You know, I expect the film wouldn’t exist at all except for Katie Taylor. I started writing it when she was coming up the ranks and Toma McCullim [production designer] was telling me to pay attention to this young woman. I was never a boxing fan, but I learned so much about the heart of boxing. There’s a side to boxing that I think a lot of people, like me, would have missed. I don't enjoy watching people beat each other. But I learned so much about it.

There was a woman who came to our screening in Boston and she said that she was a young mother in her 30s with two beautiful children but felt lost. Then she took up boxing and became a teacher and everything changed. She said “boxing is love” and I was so blown away by that because I was actually originally going to name the film “A Fistful of Love.”
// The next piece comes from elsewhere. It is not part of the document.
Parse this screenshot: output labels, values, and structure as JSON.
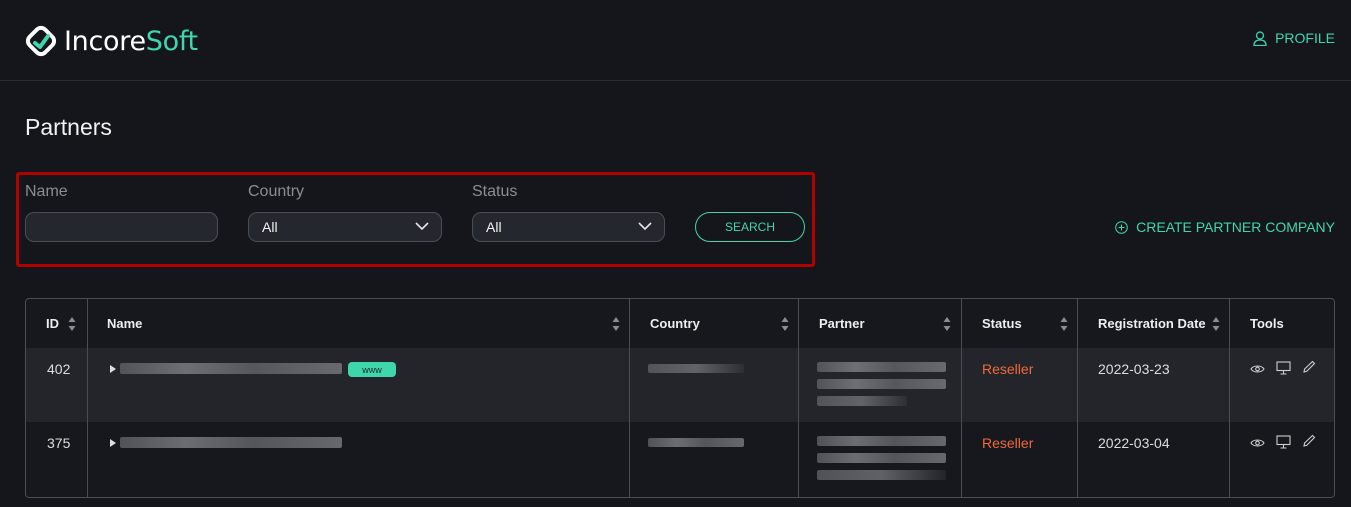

And there is a lot of love in Frances, the main character. She’s fighting for the love of her father, even though she has to fight him to love him. I think when she boxes, it’s from her heart.

 

What have the responses to the film been like?

This week we had the Dublin premiere screening with a number of traveller women in the audience and they were just so grateful that we weren’t just playing out the “traveller”, in inverted commas. They were so tired of hammering out an old accent, putting on a certain way of being – they, by and large, don’t identify with what people consider to be a convincing traveller.
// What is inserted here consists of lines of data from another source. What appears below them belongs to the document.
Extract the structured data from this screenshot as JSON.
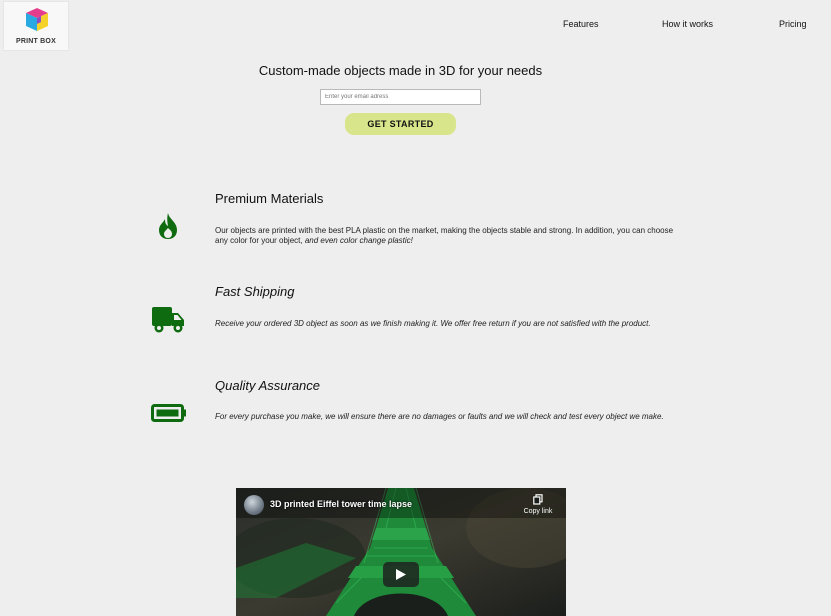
{
  "header": {
    "logo_text": "PRINT BOX",
    "nav": [
      "Features",
      "How it works",
      "Pricing"
    ]
  },
  "hero": {
    "title": "Custom-made objects made in 3D for your needs",
    "email_placeholder": "Enter your email adress",
    "cta_label": "GET STARTED"
  },
  "features": [
    {
      "icon": "flame-icon",
      "title": "Premium Materials",
      "description_main": "Our objects are printed with the best PLA plastic on the market, making the objects stable and strong. In addition, you can choose any color for your object,",
      "description_emphasis": " and even color change plastic!"
    },
    {
      "icon": "truck-icon",
      "title": "Fast Shipping",
      "description": "Receive your ordered 3D object as soon as we finish making it. We offer free return if you are not satisfied with the product."
    },
    {
      "icon": "battery-icon",
      "title": "Quality Assurance",
      "description": "For every purchase you make, we will ensure there are no damages or faults and we will check and test every object we make."
    }
  ],
  "video": {
    "title": "3D printed Eiffel tower time lapse",
    "copy_link_label": "Copy link"
  },
  "colors": {
    "background": "#eeeeee",
    "accent_button": "#d9e58a",
    "icon_green": "#0f6b0f"
  }
}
And I'm out there now with the women in the audience, leading the men in the audience. It's not that it's women only, but like in Busan and Korea, with our first screening, so many of the women that went came back with their father the next day. The fathers were hugging me and so emotional. Crying, because they're seeing what so many men have lost as fathers – their daughters. They haven’t the courage to withstand having a daughter even more powerful than them. And it’s like, Wow. I am so glad that we managed to get this film out there. Because I know I’m speaking from the heart to the heart with audiences and the medicine that's in this film is landing where it's sorely wanted.

 

You had an extraordinary lead in Hazel Doupe. She’s amazing in this movie. I was wondering if you could tell us a bit about how you found her and her process of working on set.
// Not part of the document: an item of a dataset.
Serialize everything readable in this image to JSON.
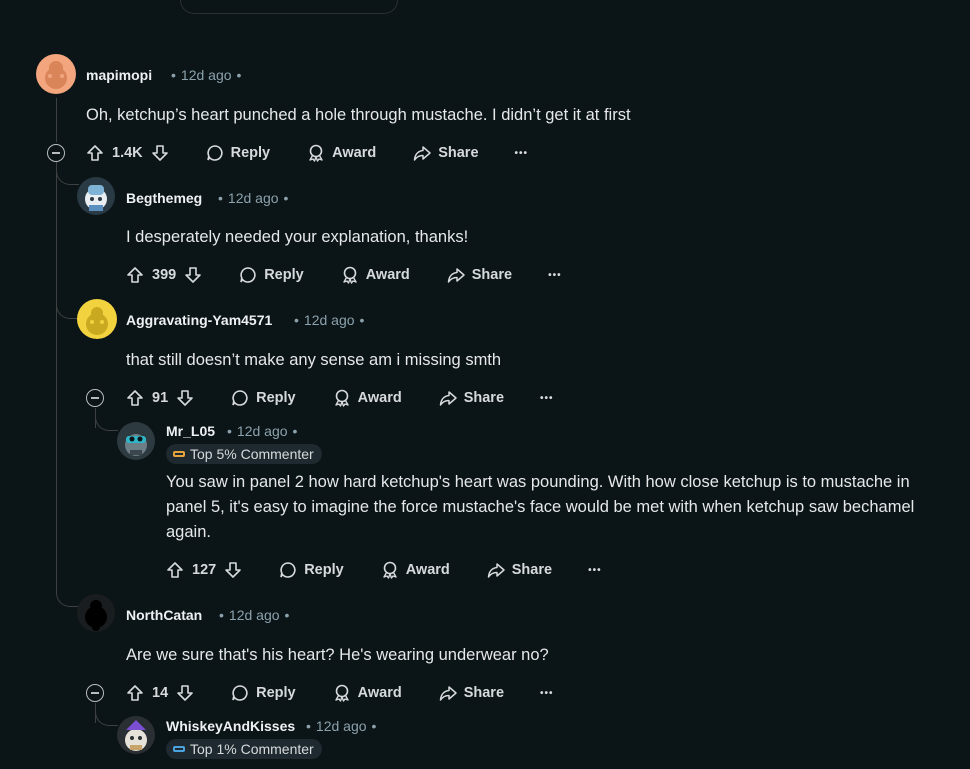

I think Hazel is a proper genius for film acting. And it was apparent to me the very first day I laid eyes on her. [Casting director] Louise Kiely had already known Hazel and introduced her to me. I remember we spent a day in a boxing club and we sang and boxed alternately in the morning because I kept wanting to exercise poles of being in a way – the tenderness and the toughness – and to explore a whole range of expression from one pole to the other. There were quite a few people present and I found Hazel absolutely spellbinding.

You just look into her eyes and there's such deep soulfulness, and she absolutely has in spades what the character has, because I was going, well, if I'm going to have such a heroic, young character, one that’ll really convince an audience, there has to be something in the actress that plays her that's really special, that’s really exceptional, so that the truth of that translates to the truth of the character. And I just had shivers with the recognition and knowledge that I was in a room with an absolute star.

Her way of working is very intuitive. She doesn't have a methodology that she would be able to describe. She was receptive and is as impressionable as water. She's a fantastic kind of receiving apparatus is what I call it. It's like a big satellite dish for just receiving what she needs for her role. She's a proper artist in that way, and she's also extremely diligent and hard-working, so she would've worked hard boxing and looked after herself during the shoot. And the other thing I have to say is her parents are wonderful to support her, and it's just like what you love to see.

She really has it all. I don't doubt that she's going to be a megastar. And I love that Hazel didn't throw a single stereotype. I’ve had people, particularly from the travelling community, who say “will you thank Hazel so much for not going down the stereotyped route?” So I feel very lucky to have met her. I think the country is so full of radiant talent and I am so glad I found Hazel.